How extensive would you say marijuana use is in Malta today? I’m not asking for a precise figure, naturally, but just a general idea...

It’s hard to say. My impression is that a lot of people smoke marijuana in Malta. We’re certainly talking about large numbers. But it varies: there are those who smoke regularly; others only once in a while... some may take it only for medical reasons: pain relief, and so on.  But ‘marijuana use’, as such, is a reality that is here to stay. It was here before, and it’s not going to go away... so what we’re suggesting is that it should be properly regulated.

 

That’s a job that falls to the government; and already there are indications that the issue might turn into the usual political football.
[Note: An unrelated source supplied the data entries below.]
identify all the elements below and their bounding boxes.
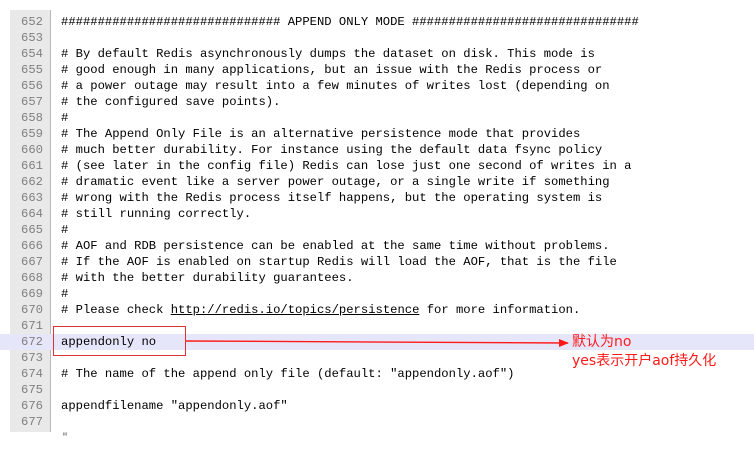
annotation-note-2: yes表示开户aof持久化: [572, 353, 717, 369]
annotation-note-1: 默认为no: [572, 334, 632, 350]
annotation-arrow: [185, 338, 569, 347]
code-editor[interactable]: 652 ############################## APPEND…: [0, 0, 754, 444]
arrow-line: [185, 338, 569, 347]
trailing-char: ": [62, 433, 69, 444]
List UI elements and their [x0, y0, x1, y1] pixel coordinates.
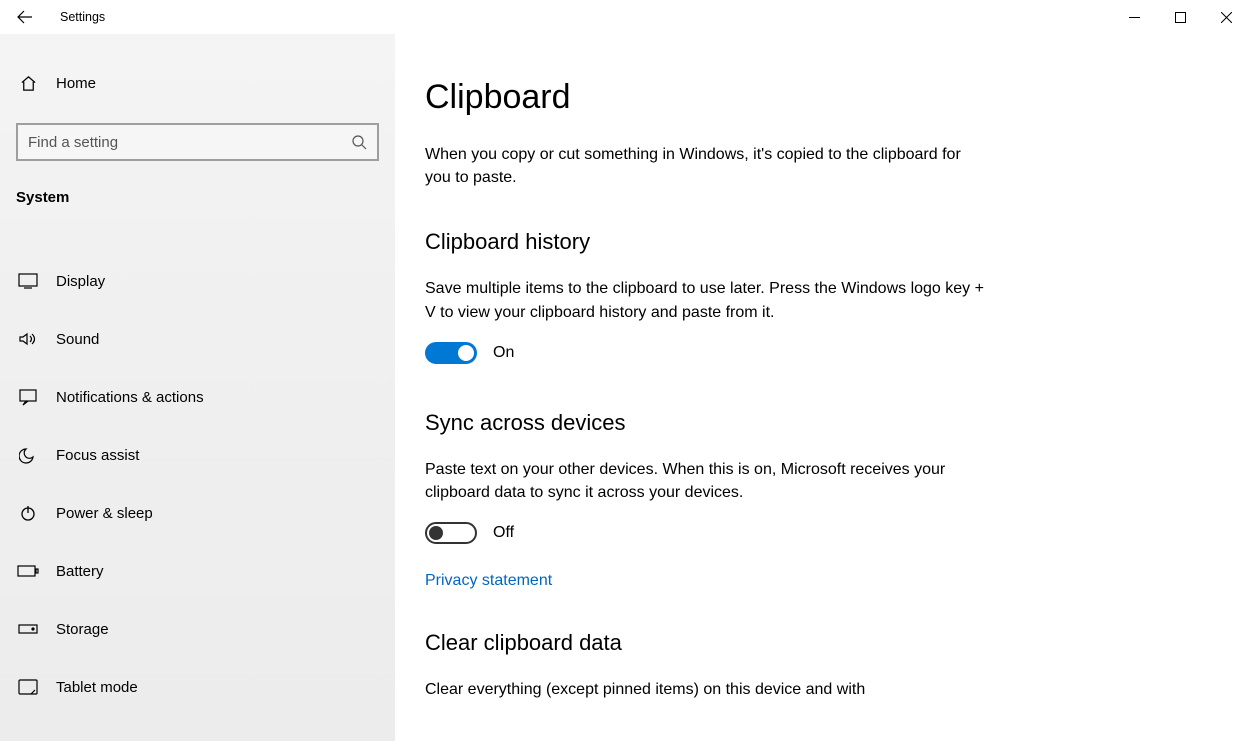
navitem-label: Tablet mode: [56, 679, 138, 696]
page-title: Clipboard: [425, 78, 1249, 117]
arrow-left-icon: [16, 8, 34, 26]
clipboard-history-toggle[interactable]: [425, 342, 477, 364]
focus-assist-icon: [16, 446, 40, 464]
section-clear-heading: Clear clipboard data: [425, 630, 1249, 656]
search-input-container[interactable]: [16, 123, 379, 161]
home-icon: [16, 74, 40, 93]
tablet-icon: [16, 679, 40, 695]
navitem-label: Focus assist: [56, 447, 139, 464]
navitem-label: Display: [56, 273, 105, 290]
sidebar-item-sound[interactable]: Sound: [0, 310, 395, 368]
close-button[interactable]: [1203, 0, 1249, 34]
sidebar-item-battery[interactable]: Battery: [0, 542, 395, 600]
navitem-label: Storage: [56, 621, 109, 638]
section-history-heading: Clipboard history: [425, 229, 1249, 255]
navitem-label: Sound: [56, 331, 99, 348]
sync-devices-state: Off: [493, 524, 514, 542]
minimize-icon: [1129, 12, 1140, 23]
sidebar-item-notifications[interactable]: Notifications & actions: [0, 368, 395, 426]
section-history-desc: Save multiple items to the clipboard to …: [425, 277, 985, 323]
sidebar-category: System: [0, 179, 395, 212]
navitem-label: Battery: [56, 563, 104, 580]
sidebar-home-label: Home: [56, 75, 96, 92]
window-title: Settings: [60, 10, 105, 24]
sidebar-home[interactable]: Home: [0, 64, 395, 103]
display-icon: [16, 273, 40, 289]
sidebar-item-display[interactable]: Display: [0, 252, 395, 310]
storage-icon: [16, 623, 40, 635]
privacy-statement-link[interactable]: Privacy statement: [425, 572, 1249, 590]
navitem-label: Notifications & actions: [56, 389, 204, 406]
sidebar-item-storage[interactable]: Storage: [0, 600, 395, 658]
section-clear-desc: Clear everything (except pinned items) o…: [425, 678, 985, 701]
back-button[interactable]: [0, 0, 50, 34]
power-icon: [16, 504, 40, 522]
page-intro: When you copy or cut something in Window…: [425, 143, 985, 189]
notifications-icon: [16, 388, 40, 406]
search-input[interactable]: [28, 134, 351, 151]
content-pane: Clipboard When you copy or cut something…: [395, 34, 1249, 741]
clipboard-history-state: On: [493, 344, 514, 362]
sound-icon: [16, 331, 40, 347]
maximize-icon: [1175, 12, 1186, 23]
sync-devices-toggle[interactable]: [425, 522, 477, 544]
section-sync-heading: Sync across devices: [425, 410, 1249, 436]
maximize-button[interactable]: [1157, 0, 1203, 34]
navitem-label: Power & sleep: [56, 505, 153, 522]
close-icon: [1221, 12, 1232, 23]
sidebar: Home System Display Sound: [0, 34, 395, 741]
sidebar-item-tablet-mode[interactable]: Tablet mode: [0, 658, 395, 716]
battery-icon: [16, 565, 40, 577]
sidebar-item-power-sleep[interactable]: Power & sleep: [0, 484, 395, 542]
section-sync-desc: Paste text on your other devices. When t…: [425, 458, 985, 504]
titlebar: Settings: [0, 0, 1249, 34]
search-icon: [351, 134, 367, 150]
minimize-button[interactable]: [1111, 0, 1157, 34]
sidebar-item-focus-assist[interactable]: Focus assist: [0, 426, 395, 484]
The Opposition has in fact come out against legalisation, and the Labour Party is itself understood to be internally divided. How do you see this developing politically?

Unfortunately the issue has already become politicised. It’s a pity because what many don’t realise is that ordinary people are affected. When an issue like this becomes polarised on partisan lines, you can’t even discuss it seriously... the discussion gets taken over by other interests. I understand that there has to be a debate; we weren’t expecting everyone to agree with us. But I was hoping the discussion would be based on scientific facts and correct information... and not the same old scaremongering tactics of the past.  Having said this, from our end, we will be willing to work with anyone who is ready to listen to our proposals. Whether it’s Labour, AD or PN, it makes no difference to us.